Nine years ago, I started a blog. That blog was more than an online journal. It was my confidante who I shared all of my innermost thoughts to. It was my virtual psychotherapist that kept me sane when I was on the edge of madness. It was, in a way, an extension of myself. I kept that blog alive for a good seven years.
Until one day, I decided I would delete it.
My reason? I just felt that it no longer painted a picture of me as I am now. In fact, as I read through some of the posts I wrote, I cringed as my words that seemed so amusing/artistic/wise/philosophical at that time now seem so unbelievably preposterous to me. It felt like I was reading the works of another person other than myself, and I did not know that person at all. I shook my head as I muttered to myself, “I can’t believe I wrote that!”

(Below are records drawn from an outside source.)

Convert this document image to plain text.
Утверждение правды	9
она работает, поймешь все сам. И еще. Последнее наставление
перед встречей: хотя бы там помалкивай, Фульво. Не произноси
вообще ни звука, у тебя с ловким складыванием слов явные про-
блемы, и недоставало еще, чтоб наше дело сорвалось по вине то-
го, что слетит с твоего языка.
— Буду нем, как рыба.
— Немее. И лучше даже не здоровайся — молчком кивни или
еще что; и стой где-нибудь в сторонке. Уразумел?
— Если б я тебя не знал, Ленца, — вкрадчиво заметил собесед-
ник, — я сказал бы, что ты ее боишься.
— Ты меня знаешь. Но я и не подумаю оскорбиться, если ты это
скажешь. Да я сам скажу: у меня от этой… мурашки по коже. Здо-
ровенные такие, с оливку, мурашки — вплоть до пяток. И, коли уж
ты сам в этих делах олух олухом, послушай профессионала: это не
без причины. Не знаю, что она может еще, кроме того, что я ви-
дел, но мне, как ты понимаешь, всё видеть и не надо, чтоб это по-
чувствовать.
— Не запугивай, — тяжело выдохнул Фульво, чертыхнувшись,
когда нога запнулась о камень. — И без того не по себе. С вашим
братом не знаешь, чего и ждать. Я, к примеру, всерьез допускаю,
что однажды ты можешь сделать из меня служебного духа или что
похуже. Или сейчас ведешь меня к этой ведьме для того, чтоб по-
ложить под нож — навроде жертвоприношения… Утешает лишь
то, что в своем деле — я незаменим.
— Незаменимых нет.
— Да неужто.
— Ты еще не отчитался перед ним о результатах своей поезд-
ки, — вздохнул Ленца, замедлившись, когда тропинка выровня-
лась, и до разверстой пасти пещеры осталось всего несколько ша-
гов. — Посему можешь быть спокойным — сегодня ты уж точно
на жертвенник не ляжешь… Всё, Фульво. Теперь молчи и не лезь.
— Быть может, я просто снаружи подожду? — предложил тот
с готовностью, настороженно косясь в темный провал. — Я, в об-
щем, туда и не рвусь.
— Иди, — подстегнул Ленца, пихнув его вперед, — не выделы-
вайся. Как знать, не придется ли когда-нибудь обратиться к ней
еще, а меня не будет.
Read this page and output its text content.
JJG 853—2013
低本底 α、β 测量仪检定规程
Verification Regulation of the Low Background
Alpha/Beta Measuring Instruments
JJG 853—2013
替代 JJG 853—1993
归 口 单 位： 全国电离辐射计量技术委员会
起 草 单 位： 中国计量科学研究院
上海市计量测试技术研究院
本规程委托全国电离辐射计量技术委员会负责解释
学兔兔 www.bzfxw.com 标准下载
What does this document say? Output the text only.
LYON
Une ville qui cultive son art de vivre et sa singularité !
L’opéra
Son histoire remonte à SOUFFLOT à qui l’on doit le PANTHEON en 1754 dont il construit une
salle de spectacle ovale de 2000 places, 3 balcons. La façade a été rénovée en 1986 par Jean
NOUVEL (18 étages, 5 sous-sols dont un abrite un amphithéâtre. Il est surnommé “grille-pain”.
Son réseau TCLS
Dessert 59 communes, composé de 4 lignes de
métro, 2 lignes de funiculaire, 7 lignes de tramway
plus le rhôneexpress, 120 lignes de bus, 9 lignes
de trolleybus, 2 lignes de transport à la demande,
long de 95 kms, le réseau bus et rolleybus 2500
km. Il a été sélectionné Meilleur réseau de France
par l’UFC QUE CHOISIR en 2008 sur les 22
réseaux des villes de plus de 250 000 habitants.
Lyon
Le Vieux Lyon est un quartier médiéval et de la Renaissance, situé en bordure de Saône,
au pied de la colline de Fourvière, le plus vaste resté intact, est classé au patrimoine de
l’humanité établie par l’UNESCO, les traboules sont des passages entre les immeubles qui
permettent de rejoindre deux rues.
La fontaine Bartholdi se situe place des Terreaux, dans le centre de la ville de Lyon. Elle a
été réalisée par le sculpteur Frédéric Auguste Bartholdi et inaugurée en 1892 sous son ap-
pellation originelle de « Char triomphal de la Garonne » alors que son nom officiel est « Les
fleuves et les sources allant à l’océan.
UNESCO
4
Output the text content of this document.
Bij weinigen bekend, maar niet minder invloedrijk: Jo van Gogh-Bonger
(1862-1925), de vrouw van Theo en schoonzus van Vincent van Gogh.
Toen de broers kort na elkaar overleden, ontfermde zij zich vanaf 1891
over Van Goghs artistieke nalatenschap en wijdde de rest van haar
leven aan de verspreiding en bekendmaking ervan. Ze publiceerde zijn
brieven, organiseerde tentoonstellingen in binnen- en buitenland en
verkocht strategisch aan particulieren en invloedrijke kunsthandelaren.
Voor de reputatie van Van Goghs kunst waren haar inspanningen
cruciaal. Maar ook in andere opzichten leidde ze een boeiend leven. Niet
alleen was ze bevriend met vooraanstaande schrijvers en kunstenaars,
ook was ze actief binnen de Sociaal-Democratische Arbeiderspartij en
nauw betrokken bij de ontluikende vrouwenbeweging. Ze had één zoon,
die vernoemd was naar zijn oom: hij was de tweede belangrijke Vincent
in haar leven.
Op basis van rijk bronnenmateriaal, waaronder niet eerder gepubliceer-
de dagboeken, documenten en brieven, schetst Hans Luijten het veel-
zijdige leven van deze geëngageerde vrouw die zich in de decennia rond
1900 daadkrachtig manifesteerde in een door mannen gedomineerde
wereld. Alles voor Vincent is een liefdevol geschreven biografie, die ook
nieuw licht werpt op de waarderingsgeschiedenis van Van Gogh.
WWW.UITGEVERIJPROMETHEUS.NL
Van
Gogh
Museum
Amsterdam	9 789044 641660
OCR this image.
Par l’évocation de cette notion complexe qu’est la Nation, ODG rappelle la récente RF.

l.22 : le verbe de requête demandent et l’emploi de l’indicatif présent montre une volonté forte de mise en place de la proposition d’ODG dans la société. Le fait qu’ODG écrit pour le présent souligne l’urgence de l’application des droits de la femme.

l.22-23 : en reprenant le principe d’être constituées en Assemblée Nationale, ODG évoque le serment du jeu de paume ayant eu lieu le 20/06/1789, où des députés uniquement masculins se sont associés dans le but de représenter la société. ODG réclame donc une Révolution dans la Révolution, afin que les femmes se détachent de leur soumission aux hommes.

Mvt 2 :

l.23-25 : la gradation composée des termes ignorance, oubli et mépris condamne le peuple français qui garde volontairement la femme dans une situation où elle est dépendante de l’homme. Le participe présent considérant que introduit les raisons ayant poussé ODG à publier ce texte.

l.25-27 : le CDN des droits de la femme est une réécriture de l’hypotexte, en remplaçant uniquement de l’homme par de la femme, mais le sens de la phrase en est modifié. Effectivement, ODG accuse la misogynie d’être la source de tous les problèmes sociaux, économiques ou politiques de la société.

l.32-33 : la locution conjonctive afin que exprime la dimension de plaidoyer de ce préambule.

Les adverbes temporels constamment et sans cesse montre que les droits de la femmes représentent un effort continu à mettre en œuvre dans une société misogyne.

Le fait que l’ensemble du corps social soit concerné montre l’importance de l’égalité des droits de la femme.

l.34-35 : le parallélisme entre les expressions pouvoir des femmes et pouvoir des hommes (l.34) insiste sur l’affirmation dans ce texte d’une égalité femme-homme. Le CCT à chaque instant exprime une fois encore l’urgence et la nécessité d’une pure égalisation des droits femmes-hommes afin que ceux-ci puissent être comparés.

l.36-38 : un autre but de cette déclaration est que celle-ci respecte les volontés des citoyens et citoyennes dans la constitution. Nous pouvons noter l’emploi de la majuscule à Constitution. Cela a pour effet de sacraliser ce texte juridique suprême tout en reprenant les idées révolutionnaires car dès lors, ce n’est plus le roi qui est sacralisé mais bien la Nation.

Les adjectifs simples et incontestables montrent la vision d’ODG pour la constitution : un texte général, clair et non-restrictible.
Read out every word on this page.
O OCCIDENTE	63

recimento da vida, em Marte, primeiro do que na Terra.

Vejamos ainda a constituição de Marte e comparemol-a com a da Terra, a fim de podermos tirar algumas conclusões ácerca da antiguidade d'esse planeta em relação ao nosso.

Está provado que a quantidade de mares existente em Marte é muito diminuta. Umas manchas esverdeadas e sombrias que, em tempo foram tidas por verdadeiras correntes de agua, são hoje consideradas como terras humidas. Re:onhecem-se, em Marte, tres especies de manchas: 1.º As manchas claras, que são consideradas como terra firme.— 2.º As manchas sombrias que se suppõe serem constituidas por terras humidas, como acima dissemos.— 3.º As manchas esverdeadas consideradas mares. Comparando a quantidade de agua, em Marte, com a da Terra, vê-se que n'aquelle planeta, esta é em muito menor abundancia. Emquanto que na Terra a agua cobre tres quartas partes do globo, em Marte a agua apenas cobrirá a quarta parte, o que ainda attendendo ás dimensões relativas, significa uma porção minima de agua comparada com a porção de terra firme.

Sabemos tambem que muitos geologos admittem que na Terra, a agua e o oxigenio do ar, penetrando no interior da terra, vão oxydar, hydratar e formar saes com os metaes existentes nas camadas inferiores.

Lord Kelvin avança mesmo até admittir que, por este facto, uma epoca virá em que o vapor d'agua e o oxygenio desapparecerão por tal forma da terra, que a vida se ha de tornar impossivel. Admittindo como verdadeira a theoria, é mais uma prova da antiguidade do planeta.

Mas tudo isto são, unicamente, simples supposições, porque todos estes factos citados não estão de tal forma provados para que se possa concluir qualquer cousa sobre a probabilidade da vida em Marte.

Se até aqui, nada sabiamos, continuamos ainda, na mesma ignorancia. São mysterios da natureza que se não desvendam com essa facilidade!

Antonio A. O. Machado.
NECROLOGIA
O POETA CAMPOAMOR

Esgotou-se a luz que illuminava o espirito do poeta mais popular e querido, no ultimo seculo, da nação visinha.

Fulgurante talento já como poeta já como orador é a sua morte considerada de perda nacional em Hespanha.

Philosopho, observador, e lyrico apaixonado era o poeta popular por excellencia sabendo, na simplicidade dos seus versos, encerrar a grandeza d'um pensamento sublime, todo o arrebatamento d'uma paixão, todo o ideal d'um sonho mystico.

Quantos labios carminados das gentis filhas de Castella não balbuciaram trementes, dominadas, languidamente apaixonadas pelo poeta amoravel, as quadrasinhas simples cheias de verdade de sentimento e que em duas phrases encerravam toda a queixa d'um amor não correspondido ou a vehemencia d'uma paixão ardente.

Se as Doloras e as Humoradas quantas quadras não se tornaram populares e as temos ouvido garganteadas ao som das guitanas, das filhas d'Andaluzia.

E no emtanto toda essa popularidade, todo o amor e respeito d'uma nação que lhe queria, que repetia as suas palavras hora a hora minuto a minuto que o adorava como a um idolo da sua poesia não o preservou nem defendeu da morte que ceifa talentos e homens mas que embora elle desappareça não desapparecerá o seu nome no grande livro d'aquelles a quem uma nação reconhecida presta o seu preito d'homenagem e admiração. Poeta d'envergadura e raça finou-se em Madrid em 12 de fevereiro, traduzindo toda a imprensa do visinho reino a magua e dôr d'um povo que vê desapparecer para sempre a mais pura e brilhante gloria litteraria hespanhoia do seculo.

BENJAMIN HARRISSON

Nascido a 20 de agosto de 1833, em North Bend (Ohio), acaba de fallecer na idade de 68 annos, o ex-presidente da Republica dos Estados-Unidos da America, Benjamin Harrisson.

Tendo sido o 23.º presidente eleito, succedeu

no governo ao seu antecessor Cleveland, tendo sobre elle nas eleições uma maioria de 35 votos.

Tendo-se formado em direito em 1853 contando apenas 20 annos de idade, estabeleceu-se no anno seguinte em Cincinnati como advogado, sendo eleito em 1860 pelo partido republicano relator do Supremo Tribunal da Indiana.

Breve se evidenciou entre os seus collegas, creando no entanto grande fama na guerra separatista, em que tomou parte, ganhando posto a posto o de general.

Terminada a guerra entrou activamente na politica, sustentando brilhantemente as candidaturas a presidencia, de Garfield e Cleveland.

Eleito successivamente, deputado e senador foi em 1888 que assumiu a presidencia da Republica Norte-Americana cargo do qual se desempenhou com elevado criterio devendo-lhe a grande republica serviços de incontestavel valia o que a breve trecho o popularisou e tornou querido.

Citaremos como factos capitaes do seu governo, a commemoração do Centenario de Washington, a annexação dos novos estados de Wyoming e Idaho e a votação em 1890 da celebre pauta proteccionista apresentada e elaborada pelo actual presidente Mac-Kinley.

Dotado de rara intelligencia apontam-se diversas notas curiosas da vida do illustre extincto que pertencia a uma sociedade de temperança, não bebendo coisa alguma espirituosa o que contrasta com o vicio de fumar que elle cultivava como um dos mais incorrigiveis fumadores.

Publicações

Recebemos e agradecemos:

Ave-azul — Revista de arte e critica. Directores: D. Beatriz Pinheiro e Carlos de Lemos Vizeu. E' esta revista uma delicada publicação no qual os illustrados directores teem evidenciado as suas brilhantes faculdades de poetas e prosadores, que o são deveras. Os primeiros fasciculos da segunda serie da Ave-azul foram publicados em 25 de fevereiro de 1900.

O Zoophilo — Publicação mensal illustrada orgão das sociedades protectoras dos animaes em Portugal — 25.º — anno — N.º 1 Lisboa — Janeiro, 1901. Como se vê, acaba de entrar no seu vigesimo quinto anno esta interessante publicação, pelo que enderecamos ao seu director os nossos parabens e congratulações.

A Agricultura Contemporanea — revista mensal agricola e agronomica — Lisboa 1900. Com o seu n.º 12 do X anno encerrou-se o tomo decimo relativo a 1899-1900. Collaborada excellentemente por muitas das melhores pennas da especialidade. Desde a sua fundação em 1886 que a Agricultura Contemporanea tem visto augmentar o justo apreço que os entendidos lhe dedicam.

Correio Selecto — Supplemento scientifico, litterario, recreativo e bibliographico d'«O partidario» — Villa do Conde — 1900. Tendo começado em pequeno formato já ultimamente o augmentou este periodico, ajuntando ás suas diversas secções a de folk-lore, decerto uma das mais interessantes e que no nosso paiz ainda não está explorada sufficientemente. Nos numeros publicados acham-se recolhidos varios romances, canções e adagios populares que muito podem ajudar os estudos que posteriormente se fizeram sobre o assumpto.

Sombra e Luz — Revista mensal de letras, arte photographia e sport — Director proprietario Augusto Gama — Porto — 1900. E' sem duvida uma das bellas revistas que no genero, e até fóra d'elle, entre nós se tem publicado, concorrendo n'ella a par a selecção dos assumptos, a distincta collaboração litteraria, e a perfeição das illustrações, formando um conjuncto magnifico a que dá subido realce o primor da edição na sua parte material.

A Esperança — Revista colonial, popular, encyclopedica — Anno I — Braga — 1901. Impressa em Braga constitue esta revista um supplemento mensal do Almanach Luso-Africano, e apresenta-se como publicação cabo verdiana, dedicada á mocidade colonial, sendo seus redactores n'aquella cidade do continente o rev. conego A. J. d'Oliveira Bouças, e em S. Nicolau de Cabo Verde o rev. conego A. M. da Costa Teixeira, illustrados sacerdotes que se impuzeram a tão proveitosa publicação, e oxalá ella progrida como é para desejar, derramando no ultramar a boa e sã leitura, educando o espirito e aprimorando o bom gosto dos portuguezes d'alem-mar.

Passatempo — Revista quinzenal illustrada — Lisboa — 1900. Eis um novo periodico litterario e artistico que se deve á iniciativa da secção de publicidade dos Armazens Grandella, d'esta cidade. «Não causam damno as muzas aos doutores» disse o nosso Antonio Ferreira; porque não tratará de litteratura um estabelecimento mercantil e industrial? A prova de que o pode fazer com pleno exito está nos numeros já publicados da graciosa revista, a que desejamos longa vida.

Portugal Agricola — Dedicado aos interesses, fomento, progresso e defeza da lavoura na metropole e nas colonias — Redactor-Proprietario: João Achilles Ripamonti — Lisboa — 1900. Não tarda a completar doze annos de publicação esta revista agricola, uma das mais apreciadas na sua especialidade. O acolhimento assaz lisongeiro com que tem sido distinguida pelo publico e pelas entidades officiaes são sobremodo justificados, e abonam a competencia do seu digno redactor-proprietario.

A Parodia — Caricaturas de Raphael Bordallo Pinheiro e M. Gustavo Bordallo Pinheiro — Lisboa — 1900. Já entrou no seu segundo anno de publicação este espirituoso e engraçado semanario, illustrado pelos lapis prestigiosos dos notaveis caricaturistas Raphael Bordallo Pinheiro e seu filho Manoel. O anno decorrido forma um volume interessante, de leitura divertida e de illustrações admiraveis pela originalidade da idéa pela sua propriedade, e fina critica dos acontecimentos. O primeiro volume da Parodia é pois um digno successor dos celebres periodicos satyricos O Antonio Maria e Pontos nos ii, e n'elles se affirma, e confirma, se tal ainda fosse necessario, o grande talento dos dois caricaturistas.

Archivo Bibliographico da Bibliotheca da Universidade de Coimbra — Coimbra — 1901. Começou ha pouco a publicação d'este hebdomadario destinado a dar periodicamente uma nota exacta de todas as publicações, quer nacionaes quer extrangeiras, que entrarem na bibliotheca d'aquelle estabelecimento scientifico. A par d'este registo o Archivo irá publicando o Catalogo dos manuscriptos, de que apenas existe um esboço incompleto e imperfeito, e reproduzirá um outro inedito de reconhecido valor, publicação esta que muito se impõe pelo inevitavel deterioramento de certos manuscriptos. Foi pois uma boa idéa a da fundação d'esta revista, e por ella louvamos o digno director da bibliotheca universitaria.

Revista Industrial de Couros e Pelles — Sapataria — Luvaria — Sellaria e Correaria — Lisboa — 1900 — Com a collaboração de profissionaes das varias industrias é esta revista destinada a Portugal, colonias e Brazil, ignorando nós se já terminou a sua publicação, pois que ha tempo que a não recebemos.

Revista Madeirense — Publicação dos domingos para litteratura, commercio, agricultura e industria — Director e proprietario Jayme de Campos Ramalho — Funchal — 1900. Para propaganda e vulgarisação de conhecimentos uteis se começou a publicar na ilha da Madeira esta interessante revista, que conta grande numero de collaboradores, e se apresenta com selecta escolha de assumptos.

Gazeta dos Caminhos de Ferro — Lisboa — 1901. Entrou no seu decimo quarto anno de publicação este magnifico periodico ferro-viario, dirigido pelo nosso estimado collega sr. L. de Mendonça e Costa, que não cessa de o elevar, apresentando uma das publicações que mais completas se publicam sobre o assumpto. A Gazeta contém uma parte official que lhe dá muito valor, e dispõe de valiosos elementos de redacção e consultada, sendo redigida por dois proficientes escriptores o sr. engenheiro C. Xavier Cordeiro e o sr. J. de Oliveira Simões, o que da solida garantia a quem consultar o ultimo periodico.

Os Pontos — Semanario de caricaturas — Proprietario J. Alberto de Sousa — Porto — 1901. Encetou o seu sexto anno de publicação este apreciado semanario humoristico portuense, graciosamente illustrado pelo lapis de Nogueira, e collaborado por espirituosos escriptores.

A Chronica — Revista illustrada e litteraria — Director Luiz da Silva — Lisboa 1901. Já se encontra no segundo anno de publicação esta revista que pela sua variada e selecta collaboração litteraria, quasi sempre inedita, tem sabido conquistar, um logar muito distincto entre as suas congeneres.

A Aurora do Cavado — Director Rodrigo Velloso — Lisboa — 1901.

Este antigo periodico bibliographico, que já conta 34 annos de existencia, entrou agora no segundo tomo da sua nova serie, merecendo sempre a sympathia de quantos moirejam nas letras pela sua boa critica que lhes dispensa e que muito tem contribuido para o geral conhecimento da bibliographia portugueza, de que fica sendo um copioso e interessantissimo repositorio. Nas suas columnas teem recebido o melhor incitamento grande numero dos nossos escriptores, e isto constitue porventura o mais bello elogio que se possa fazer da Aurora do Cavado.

I am not judging that person, however. She was young. Confused. Naïve. Lost. A lot of her journal entries were bursting with glee, warmth, hope, and a zest for life. But in contrast, it was evident in some of her writings that she had her fair share of pain. I gave that girl a big hug. I told her “It’s okay. One day, you will grow up and things will get better.”
“How?” she asked.
“Because YOU will BE better,” I assured her.
Fast forward to a few years later…
I found myself revisiting my her old blog. Once again, I blenched at the words in front of me and I said, “You really have to go.” Those written words were no longer my words. That person was no longer me.
“Okay, but at least keep the good parts of me,” she implored.
I had to admit, she did write a number of beautiful pieces. I say “beautiful” because they made people laugh, think, smile, and most importantly, felt understood. Her sense of humor entertained others and drew many to her. Visitors would say things like, “I needed to read this today. This is just what I needed. Thank you.” She used writing as her tool to enlighten, inspire, and brighten others’ day.
“Fine,” I conceded. I decided that I would only keep the good parts. Just the posts that would give rise to nothing but positive feelings.
Unfortunately, something dreadful happened. I don’t know how or why, but one day, as I was in the process of reconstructing my old online journal, my heart stopped as I looked at the screen in front of me and discovered that, to my dismay, the blog posts were gone! Deleted. Irretrievable. Every single one of them.
I wept silently as I forced myself to accept the fact that it was, no question, purged forever. Seven years of memories, extinguished. It was sad, because, though a chunk of that blog does not mirror who I am anymore, I did want to keep the connections I made through it and preserve the stories I would be happy and/or proud to retell.
Well, that blog is just a ghost now, and that girl just left without even saying goodbye. It all seems kind of symbolic to me. After I got over the initial shock and disbelief, I realized that maybe it happened for a reason. In a way, I guess it worked to my advantage. Instead of finecombing years and years’ worth of anecdotes, plucking out the ones that I wanted to keep and the ones that had to be discarded, the blog took care of itself and saved me some precious time. The situation has given me a shot to start with a clean slate.
But is it too late to start all over again? If I create an entirely new portal of thoughts now, will I still have anything to say and something to share? Will my tales be as exciting as the ones I used to write about? Do I really have the time to update it constantly? How can this new effort measure up to something that lived and breathed for seven long years?
The answer is, I don’t know. But what I do know is that life begins whenever you want it to begin. Maybe my life is really just about to start, or that it just started recently. Not that I hadn’t been living before, but maybe, as I age, gain more experience, or meet new people, some of my most exciting tales are just about to happen. Or, perhaps my tales will be threadbare but what I take from them will be monumental. In that case, there will always, always be something to write about.
So now, I am writing again, something that I never should have stopped doing anyway. Now is a good time to rebuild a new nook of adventures, memories, and lessons. Now is the best time to make a fresh start. When else?